Machine learning workloads in particular showcase the benefits of a purpose-built agent for operations work.
Genie ZeroOps for machine learning
Production ML introduces some additional challenges to data engineering. A model can have no pipeline errors and still be producing bad predictions, which means keeping pipelines running isn't enough, you need to watch whether the model's outputs are still trustworthy.
When they aren't, Genie ZeroOps diagnoses the cause, builds a corrected candidate, and validates it before it touches live traffic. For a pipeline fix, it validates against a shallow clone of a table. For a model, it trains a candidate on corrected features and evaluates it against the same eval suite and criteria the production model was held to -- not a generic benchmark. It surfaces the candidate only if it's measurably better, and lets you ramp it on live traffic before it takes over.
What makes those fixes trustworthy is context.
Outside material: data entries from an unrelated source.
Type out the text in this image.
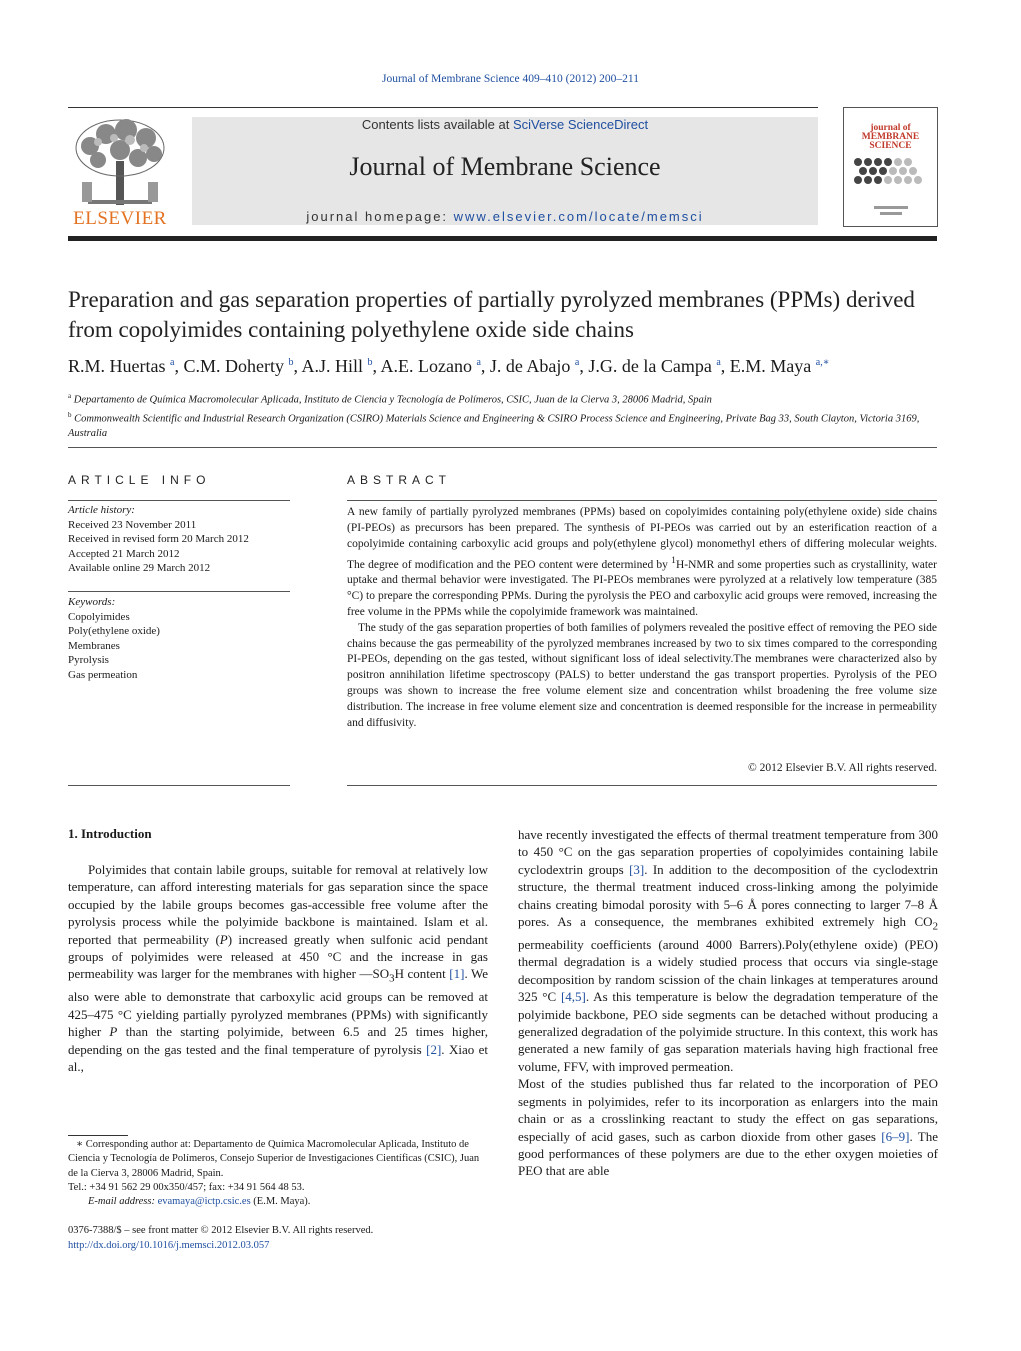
Journal of Membrane Science 409–410 (2012) 200–211
ELSEVIER
Contents lists available at SciVerse ScienceDirect
Journal of Membrane Science
journal homepage: www.elsevier.com/locate/memsci
journal of
MEMBRANE
SCIENCE
Preparation and gas separation properties of partially pyrolyzed membranes (PPMs) derived from copolyimides containing polyethylene oxide side chains
R.M. Huertas $^a$, C.M. Doherty $^b$, A.J. Hill $^b$, A.E. Lozano $^a$, J. de Abajo $^a$, J.G. de la Campa $^a$, E.M. Maya $^{a,∗}$
$^a$ Departamento de Química Macromolecular Aplicada, Instituto de Ciencia y Tecnología de Polímeros, CSIC, Juan de la Cierva 3, 28006 Madrid, Spain
$^b$ Commonwealth Scientific and Industrial Research Organization (CSIRO) Materials Science and Engineering & CSIRO Process Science and Engineering, Private Bag 33, South Clayton, Victoria 3169, Australia
ARTICLE INFO
Article history:
Received 23 November 2011
Received in revised form 20 March 2012
Accepted 21 March 2012
Available online 29 March 2012
Keywords:
Copolyimides
Poly(ethylene oxide)
Membranes
Pyrolysis
Gas permeation
ABSTRACT

A new family of partially pyrolyzed membranes (PPMs) based on copolyimides containing poly(ethylene oxide) side chains (PI-PEOs) as precursors has been prepared. The synthesis of PI-PEOs was carried out by an esterification reaction of a copolyimide containing carboxylic acid groups and poly(ethylene glycol) monomethyl ethers of differing molecular weights. The degree of modification and the PEO content were determined by $^1$H-NMR and some properties such as crystallinity, water uptake and thermal behavior were investigated. The PI-PEOs membranes were pyrolyzed at a relatively low temperature (385 °C) to prepare the corresponding PPMs. During the pyrolysis the PEO and carboxylic acid groups were removed, increasing the free volume in the PPMs while the copolyimide framework was maintained.

The study of the gas separation properties of both families of polymers revealed the positive effect of removing the PEO side chains because the gas permeability of the pyrolyzed membranes increased by two to six times compared to the corresponding PI-PEOs, depending on the gas tested, without significant loss of ideal selectivity.The membranes were characterized also by positron annihilation lifetime spectroscopy (PALS) to better understand the gas transport properties. Pyrolysis of the PEO groups was shown to increase the free volume element size and concentration whilst broadening the free volume size distribution. The increase in free volume element size and concentration is deemed responsible for the increase in permeability and diffusivity.

© 2012 Elsevier B.V. All rights reserved.
1. Introduction

Polyimides that contain labile groups, suitable for removal at relatively low temperature, can afford interesting materials for gas separation since the space occupied by the labile groups becomes gas-accessible free volume after the pyrolysis process while the polyimide backbone is maintained. Islam et al. reported that permeability (P) increased greatly when sulfonic acid pendant groups of polyimides were released at 450 °C and the increase in gas permeability was larger for the membranes with higher $—SO_3H$ content [1]. We also were able to demonstrate that carboxylic acid groups can be removed at 425–475 °C yielding partially pyrolyzed membranes (PPMs) with significantly higher P than the starting polyimide, between 6.5 and 25 times higher, depending on the gas tested and the final temperature of pyrolysis [2]. Xiao et al.,

have recently investigated the effects of thermal treatment temperature from 300 to 450 °C on the gas separation properties of copolyimides containing labile cyclodextrin groups [3]. In addition to the decomposition of the cyclodextrin structure, the thermal treatment induced cross-linking among the polyimide chains creating bimodal porosity with 5–6 Å pores connecting to larger 7–8 Å pores. As a consequence, the membranes exhibited extremely high $CO_2$ permeability coefficients (around 4000 Barrers).Poly(ethylene oxide) (PEO) thermal degradation is a widely studied process that occurs via single-stage decomposition by random scission of the chain linkages at temperatures around 325 °C [4,5]. As this temperature is below the degradation temperature of the polyimide backbone, PEO side segments can be detached without producing a generalized degradation of the polyimide structure. In this context, this work has generated a new family of gas separation materials having high fractional free volume, FFV, with improved permeation.

Most of the studies published thus far related to the incorporation of PEO segments in polyimides, refer to its incorporation as enlargers into the main chain or as a crosslinking reactant to study the effect on gas separations, especially of acid gases, such as carbon dioxide from other gases [6–9]. The good performances of these polymers are due to the ether oxygen moieties of PEO that are able

∗ Corresponding author at: Departamento de Química Macromolecular Aplicada, Instituto de Ciencia y Tecnología de Polímeros, Consejo Superior de Investigaciones Científicas (CSIC), Juan de la Cierva 3, 28006 Madrid, Spain.
Tel.: +34 91 562 29 00x350/457; fax: +34 91 564 48 53.
E-mail address: evamaya@ictp.csic.es (E.M. Maya).
0376-7388/$ – see front matter © 2012 Elsevier B.V. All rights reserved.
http://dx.doi.org/10.1016/j.memsci.2012.03.057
Genie ZeroOps for ML is built on the same foundation as Genie Code, Genie Ontology and native integration with the Databricks ML stack (Feature Store, MLflow, model serving, notebooks). It knows which features your model uses, how your team evaluates it, and what 'good' means for your business, so it reasons the way your senior ML engineers would.
You stay in control
You configure which assets Genie ZeroOps monitors and what it's authorized to do. Everything runs under Unity Catalog governance, so it can only access data your own credentials allow. Issues surface in an inbox-style UI, prioritized by severity, each with a root cause analysis and a proposed fix. Nothing gets applied to production without your approval.
The sandbox is the technical trust layer. Shallow cloning means the fix is tested with real data but production is never touched. Scoped permissions and network isolation mean the sandboxed environment can't reach outside its boundaries. What was tested is exactly what gets applied.
This is the value of Genie ZeroOps - it lets you scale your operations safely. It does the heavy lifting while you stay in control.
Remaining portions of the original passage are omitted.